On June 15, Lockheed Martin, Northrop Grumman and L3Harris fell between 1.1% and 1.9% while the S&P 500 jumped about 1.5% on a U.S.–Iran ceasefire. When the index rips and the defense complex sells off on the same headline, the market is paying you a peace dividend — out of one sector and into the rest.
| Metric | Value |
|---|---|
| Defense names | -1.1% to -1.9% |
| S&P 500 | +1.5% |
| Gold | $4,357 (+2.81%) |
| LMT Q1 drawdown | ~-13% |
Why it moved
The logic is brutal and simple: less war, fewer munitions reorders, thinner forward backlog. The sector was already wounded — Lockheed fell roughly 13% after a weak Q1 — so a ceasefire hit names with no cushion.
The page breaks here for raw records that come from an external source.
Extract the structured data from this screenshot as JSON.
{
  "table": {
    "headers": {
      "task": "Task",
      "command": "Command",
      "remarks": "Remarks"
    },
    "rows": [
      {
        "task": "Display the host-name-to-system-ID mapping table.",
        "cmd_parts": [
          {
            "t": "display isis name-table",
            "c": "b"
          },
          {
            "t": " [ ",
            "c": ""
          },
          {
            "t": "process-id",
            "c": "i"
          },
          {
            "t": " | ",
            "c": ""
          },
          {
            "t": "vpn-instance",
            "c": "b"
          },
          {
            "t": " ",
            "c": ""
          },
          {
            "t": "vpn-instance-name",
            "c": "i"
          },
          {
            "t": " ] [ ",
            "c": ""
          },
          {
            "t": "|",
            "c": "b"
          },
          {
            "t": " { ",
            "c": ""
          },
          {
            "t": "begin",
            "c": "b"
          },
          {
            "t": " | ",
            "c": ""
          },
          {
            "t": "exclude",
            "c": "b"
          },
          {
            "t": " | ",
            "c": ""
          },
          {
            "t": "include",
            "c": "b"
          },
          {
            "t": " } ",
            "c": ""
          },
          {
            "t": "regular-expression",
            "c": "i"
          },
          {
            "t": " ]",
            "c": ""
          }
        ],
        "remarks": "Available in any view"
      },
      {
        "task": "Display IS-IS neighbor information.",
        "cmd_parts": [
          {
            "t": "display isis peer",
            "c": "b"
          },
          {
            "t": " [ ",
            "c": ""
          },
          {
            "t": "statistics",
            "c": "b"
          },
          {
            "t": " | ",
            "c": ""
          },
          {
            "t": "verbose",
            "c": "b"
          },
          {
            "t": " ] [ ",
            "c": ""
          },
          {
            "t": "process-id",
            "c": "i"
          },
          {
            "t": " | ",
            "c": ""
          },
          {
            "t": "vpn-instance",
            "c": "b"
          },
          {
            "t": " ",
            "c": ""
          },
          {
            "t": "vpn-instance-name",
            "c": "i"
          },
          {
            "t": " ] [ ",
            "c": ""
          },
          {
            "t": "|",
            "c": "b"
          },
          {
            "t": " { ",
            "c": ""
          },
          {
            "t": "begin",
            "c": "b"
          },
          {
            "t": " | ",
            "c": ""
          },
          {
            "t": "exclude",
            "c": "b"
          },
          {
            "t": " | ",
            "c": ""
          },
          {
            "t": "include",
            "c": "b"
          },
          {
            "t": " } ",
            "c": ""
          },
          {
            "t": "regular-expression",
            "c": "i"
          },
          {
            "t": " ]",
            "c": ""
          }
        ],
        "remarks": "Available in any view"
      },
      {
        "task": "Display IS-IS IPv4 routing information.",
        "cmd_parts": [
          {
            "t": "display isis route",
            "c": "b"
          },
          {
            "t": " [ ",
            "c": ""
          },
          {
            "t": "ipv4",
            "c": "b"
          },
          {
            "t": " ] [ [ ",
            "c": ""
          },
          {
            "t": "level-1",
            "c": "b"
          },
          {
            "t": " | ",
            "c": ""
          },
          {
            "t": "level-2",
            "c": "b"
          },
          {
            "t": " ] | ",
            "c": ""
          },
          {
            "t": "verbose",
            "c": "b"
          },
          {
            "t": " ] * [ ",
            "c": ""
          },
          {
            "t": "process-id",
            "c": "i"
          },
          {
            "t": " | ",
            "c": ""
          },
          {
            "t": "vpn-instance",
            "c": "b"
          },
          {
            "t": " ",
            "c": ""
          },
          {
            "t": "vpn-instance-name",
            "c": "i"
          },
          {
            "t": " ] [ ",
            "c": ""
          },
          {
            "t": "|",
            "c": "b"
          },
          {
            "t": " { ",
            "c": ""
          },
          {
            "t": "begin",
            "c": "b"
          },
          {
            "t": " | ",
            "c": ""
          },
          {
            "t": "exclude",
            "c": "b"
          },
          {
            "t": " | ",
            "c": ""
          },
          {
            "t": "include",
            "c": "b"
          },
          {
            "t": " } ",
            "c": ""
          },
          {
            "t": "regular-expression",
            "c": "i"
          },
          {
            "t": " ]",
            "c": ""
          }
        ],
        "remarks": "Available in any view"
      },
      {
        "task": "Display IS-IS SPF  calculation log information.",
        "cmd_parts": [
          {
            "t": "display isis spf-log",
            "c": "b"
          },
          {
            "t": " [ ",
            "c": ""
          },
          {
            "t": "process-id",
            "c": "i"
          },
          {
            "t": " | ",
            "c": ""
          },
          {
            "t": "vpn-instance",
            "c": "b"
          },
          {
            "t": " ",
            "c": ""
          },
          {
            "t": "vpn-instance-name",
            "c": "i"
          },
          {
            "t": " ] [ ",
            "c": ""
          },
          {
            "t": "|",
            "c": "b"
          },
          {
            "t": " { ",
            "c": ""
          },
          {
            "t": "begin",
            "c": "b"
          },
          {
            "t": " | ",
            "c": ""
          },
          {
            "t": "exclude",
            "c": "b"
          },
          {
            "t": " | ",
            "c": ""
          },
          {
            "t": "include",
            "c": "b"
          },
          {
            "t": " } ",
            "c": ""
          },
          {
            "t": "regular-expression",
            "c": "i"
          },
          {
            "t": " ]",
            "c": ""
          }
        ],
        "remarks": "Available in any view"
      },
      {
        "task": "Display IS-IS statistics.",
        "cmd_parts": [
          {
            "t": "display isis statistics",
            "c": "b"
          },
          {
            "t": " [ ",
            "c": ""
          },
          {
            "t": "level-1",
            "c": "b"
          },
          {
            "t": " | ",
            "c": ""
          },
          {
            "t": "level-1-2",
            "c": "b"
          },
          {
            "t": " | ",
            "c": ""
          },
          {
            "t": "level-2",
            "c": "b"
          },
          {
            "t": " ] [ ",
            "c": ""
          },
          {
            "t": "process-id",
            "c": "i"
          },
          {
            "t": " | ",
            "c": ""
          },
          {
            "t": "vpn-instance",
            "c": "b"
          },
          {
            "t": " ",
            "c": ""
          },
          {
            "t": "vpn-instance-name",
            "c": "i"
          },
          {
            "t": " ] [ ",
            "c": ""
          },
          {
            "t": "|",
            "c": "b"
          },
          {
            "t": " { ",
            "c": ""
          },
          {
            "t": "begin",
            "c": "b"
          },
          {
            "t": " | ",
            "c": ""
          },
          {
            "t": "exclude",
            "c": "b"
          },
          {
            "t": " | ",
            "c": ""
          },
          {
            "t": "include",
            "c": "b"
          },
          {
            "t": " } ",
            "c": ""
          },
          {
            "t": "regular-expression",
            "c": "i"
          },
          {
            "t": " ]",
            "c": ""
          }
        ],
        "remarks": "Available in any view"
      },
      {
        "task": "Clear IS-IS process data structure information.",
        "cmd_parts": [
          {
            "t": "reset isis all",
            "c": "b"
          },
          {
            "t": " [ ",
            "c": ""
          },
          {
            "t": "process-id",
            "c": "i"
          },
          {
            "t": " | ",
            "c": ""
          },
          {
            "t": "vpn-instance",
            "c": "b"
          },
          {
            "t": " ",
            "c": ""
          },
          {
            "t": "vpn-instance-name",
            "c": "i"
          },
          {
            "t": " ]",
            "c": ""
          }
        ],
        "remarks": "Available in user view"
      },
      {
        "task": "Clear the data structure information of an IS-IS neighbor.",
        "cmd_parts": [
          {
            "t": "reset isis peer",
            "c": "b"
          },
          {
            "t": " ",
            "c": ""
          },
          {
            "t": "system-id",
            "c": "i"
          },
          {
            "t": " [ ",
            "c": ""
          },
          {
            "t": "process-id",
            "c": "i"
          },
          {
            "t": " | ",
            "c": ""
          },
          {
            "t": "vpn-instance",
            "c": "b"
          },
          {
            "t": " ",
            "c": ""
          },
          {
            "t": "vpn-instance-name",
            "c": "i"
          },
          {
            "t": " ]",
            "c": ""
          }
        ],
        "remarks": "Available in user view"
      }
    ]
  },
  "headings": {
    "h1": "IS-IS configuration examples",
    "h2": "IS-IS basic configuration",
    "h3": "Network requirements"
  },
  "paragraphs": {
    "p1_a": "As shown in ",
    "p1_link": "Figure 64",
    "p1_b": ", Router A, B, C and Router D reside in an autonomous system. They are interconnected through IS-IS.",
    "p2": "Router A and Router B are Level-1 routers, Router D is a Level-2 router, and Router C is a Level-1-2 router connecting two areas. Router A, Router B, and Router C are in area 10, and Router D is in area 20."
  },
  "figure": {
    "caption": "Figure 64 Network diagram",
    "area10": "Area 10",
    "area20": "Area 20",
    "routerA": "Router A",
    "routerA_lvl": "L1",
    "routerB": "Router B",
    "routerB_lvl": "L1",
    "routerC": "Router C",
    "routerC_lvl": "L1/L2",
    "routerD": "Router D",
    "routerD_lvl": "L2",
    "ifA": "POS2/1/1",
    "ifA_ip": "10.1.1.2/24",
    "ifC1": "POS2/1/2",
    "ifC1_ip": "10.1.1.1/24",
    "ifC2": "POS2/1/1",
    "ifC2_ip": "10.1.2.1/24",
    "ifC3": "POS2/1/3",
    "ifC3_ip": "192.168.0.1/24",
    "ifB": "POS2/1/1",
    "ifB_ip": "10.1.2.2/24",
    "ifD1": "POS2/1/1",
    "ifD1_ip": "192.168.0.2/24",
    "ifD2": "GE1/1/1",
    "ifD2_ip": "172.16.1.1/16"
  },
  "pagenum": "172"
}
The contrarian wrinkle, and the reason I am not bearish here, is that the durable demand driver was never Iran. It is Russia and China; Lockheed won a $1.1 billion HIMARS contract on exactly that thesis. Ruslan Averin's view: the Iran selloff is noise scraped off a structural multi-year rearmament story.
What it means for you
A ceasefire-driven dip in defense is a different animal from a demand collapse. If you believe great-power competition funds the next decade of Pentagon budgets, June 15 handed you a cheaper entry on names the headline mispriced. Separate the Iran flinch from the China backlog.
Bottom line: defense falling on peace is the market overpaying for one ceasefire — the real demand wears a Beijing and Moscow return address.